Is there any limitation you would like to break?
Well, we are pushing the limits of large-scale 3D printing every day. We tend to have a research and development component in every project we work on. In fact, each object that we develop introduces something experimental to the field of 3D printing. For example, printing with two robots simultaneously, controlling color and opacity gradients is something that has become one of Nagami’s signatures. We also constantly work on smoothing the communication between software and hardware, to print faster and more efficiently.We are trying to break the limitation of printing large objects. We are printing 3.5 meters tall sculptures in 48 hours and entire pavilions which integrate furniture and many of the construction layers into one single 3D printed body.
In short, we’re always trying to re-think design and construction at every level. Every project is a challenge for us to break conventions.
You recently collaborated with the fashion designer Yvan Andreu. What are your thoughts about 3D printing in fashion?
I believe it’s the first time that robotic 3D printing was used for fashion objects. Most of the 3D printed clothing nowadays come from smaller size printers with Selective Laser Sintering (SLS) technologies (e.g.
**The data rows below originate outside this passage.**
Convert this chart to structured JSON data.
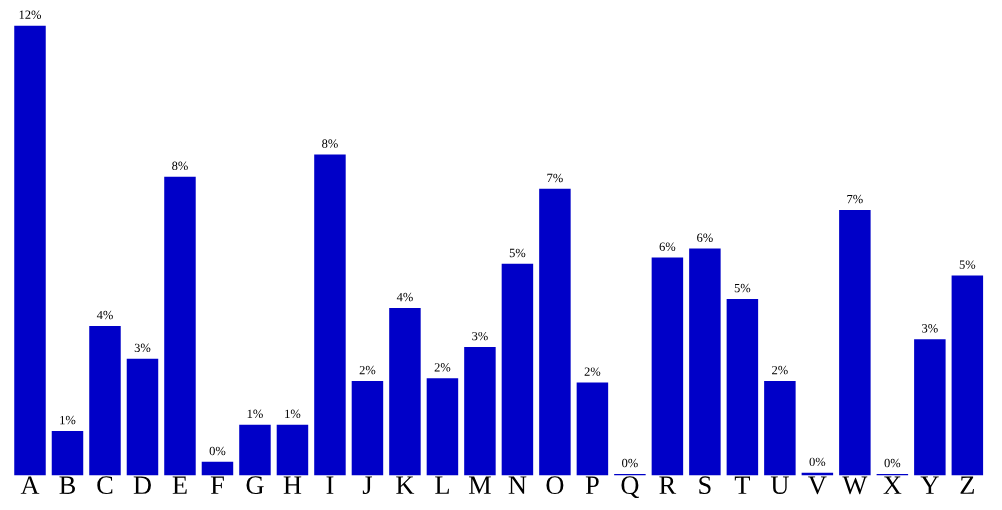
{
  "chart_data": {
    "type": "bar",
    "categories": [
      "A",
      "B",
      "C",
      "D",
      "E",
      "F",
      "G",
      "H",
      "I",
      "J",
      "K",
      "L",
      "M",
      "N",
      "O",
      "P",
      "Q",
      "R",
      "S",
      "T",
      "U",
      "V",
      "W",
      "X",
      "Y",
      "Z"
    ],
    "values": [
      11.52,
      1.14,
      3.83,
      2.99,
      7.65,
      0.35,
      1.3,
      1.3,
      8.22,
      2.42,
      4.29,
      2.49,
      3.29,
      5.42,
      7.34,
      2.38,
      0.04,
      5.58,
      5.81,
      4.52,
      2.42,
      0.07,
      6.8,
      0.04,
      3.49,
      5.12
    ],
    "value_labels": [
      "12%",
      "1%",
      "4%",
      "3%",
      "8%",
      "0%",
      "1%",
      "1%",
      "8%",
      "2%",
      "4%",
      "2%",
      "3%",
      "5%",
      "7%",
      "2%",
      "0%",
      "6%",
      "6%",
      "5%",
      "2%",
      "0%",
      "7%",
      "0%",
      "3%",
      "5%"
    ],
    "color": "#0000c8",
    "tick_labels": "x"
  }
}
Iris van Herpen). As for us, we want to experiment with processes that are faster, cheaper and more efficient in fashion. That’s a huge difference from SLS printing (smaller size printing), which is a really expensive process (mainly in haute couture). Although we expect 3D printing costs to decrease in the future, it is still a very experimental process in the fashion world.
Do you think 3D printing can print soft material in the future?
Many of the examples I mentioned before are actually made out of soft materials. However, soft materials are much more difficult to control on a larger scale. When it comes to a larger volume, the material is far less stable. But we’re getting there. Some successful experiments are coming out from academic research, including Massachusetts Institute of Technology (MIT) printing biomaterials that support softer tissues such as muscles and tendons.
What is your vision for Nagami?
I hope to see Nagami using 3D printing to explore all kinds of products such as furniture and architecture that were previously impossible to materialize with older manufacturing methods. 3D printing can open doors to these products manifesting in unbelievable new ways.
More importantly, we want to develop sustainable modes of production into the design industry. 3D printing establishes a short yet versatile production chain. Rather than having multiple machines manufacturing one serialized product, we have one machine that manufactures not only an infinite number of variations, but also produces the right amount based on demand. That is an incredible opportunity; we are not only creating every product without huge initial investment costs, but also stay more agile to shift from one product to another in response to the demand. This is something that the design industry just couldn’t have done efficiently before.
But we are also thinking of plastic waste and different ways to develop technologies to recycle them into our 3D printing materials. We want to make a positive contribution to the world and turn what was once scrap into beautiful and groundbreaking objects.
Tell me “Something New”.
There are plenty of new things happening in the design and tech world every day, but only a few have a lasting impact. Rather than just starting something new, I want to create something relevant that will really make a difference. I often observe how companies rethink the design process - anything from automotive manufacturing, architecture or aerospace - and explore how to take their concepts to benefit our reality. In a nutshell, don’t just create something new but push for it until it becomes real.